Farelere, PPAR’ların etkilerini faaliyete geçiren ve GW501516 adı verilen bir molekül uygulandığında, farelerin aç kalmasıyla ortaya çıkan faydalı etkilerin bazıları yeniden oluştu.
Araştırmacılardan biri olan Chia-Wei Cheng şöyle söylüyor: “Bu da çok şaşırtıcıydı. Sadece bir metabolik güzergâhı faaliyete geçirmek, belirli yaş fenotiplerini tersine çevirmek için yeterli olmuştu.”
Bu metabolik anahtarın kapsamını ve işlevini tamamen anlamadan önce, araştırmacıların hâlâ araştırmaları gereken bir çok şey var. Üstelik bunun, insanlarda da farelerde olduğu kadar kolay şekilde idare edilip edilemeyeceği bilinmiyor.

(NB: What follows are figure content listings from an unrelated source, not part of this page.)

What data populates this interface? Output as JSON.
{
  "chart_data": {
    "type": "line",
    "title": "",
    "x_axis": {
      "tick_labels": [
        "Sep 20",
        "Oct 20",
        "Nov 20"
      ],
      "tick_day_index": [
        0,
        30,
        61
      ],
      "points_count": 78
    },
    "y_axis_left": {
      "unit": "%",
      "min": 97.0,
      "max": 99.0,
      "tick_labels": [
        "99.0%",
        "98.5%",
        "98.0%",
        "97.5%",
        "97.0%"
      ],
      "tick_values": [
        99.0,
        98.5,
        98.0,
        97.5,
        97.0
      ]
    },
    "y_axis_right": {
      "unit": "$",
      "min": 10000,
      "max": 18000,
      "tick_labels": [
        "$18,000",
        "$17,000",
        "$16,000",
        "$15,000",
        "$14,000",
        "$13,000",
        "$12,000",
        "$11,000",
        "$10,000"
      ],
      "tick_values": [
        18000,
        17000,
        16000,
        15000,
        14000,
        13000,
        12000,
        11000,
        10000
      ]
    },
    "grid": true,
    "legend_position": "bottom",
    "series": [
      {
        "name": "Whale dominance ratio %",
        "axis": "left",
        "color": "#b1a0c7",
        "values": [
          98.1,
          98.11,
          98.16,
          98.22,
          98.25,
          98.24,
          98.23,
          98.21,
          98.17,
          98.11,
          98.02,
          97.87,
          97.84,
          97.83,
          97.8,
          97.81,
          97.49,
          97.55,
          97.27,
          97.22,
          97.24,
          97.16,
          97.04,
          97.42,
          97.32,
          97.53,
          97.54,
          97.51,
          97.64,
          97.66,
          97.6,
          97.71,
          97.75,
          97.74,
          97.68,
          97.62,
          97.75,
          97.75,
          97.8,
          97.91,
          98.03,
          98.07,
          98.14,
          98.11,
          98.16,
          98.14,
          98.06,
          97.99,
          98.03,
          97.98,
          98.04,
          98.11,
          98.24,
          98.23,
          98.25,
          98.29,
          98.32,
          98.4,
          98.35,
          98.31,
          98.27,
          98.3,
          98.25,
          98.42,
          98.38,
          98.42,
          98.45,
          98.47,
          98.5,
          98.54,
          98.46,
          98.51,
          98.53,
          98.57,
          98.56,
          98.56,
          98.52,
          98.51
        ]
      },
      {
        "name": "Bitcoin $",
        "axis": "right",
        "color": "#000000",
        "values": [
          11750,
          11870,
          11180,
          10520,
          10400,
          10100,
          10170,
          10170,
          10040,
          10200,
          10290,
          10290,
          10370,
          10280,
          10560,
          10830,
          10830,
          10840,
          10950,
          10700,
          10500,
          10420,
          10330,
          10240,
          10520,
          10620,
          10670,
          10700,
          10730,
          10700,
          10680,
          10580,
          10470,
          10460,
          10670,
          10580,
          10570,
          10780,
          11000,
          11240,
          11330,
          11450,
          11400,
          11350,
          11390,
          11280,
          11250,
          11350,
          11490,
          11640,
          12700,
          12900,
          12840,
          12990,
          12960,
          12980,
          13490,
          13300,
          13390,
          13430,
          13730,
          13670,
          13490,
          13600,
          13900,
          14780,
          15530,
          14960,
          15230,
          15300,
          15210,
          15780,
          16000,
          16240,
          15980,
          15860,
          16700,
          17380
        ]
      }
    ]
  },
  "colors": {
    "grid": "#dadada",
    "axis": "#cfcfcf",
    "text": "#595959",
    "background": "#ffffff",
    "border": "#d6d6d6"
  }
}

Fakat bu çalışma, gelecekte bir şekilde hap veya başka bir ilaç tedavisi yardımıyla bu metabolik anahtarı faaliyete geçirme olasılığı sunuyor ve bizi bu olasılığa bir adım daha yaklaştırıyor. Belki de (sadece belki), hastaların aç kalması gerekmeden onların bağırsak sağlığını iyileştirebilir ve bu sayede daha uzun süre yaşamalarına yardımcı olabiliriz.
Bu sonuçlar henüz kesin olmayabilir, ancak hiç olmadığı kadar tutarlı görünmeye başlıyorlar.
Çalışmada yer almayan ve Utah Üniversitesinde biyokimyacı olan Jared Rutter şöyle söylüyor: “Yazarlar, güzel bir deney sahnesinde, bu metabolik değişimlere aç kalma olmaksızın sebep oluyorlar ve sistemi yıkarak benzer etkiler görüyorlar”
“Bu çalışma, beslenme ve metabolizmanın; hücrelerin davranışı üzerinde derin etkilere sahip olduğunu ve bu durumun hastalıklara yatkınlık sağladığını gösteren, hızlı bir şekilde büyüyen bir araştırma alanıyla uyum gösteriyor.”
Bulgular, Cell Stem Cell bülteninde sunuldu.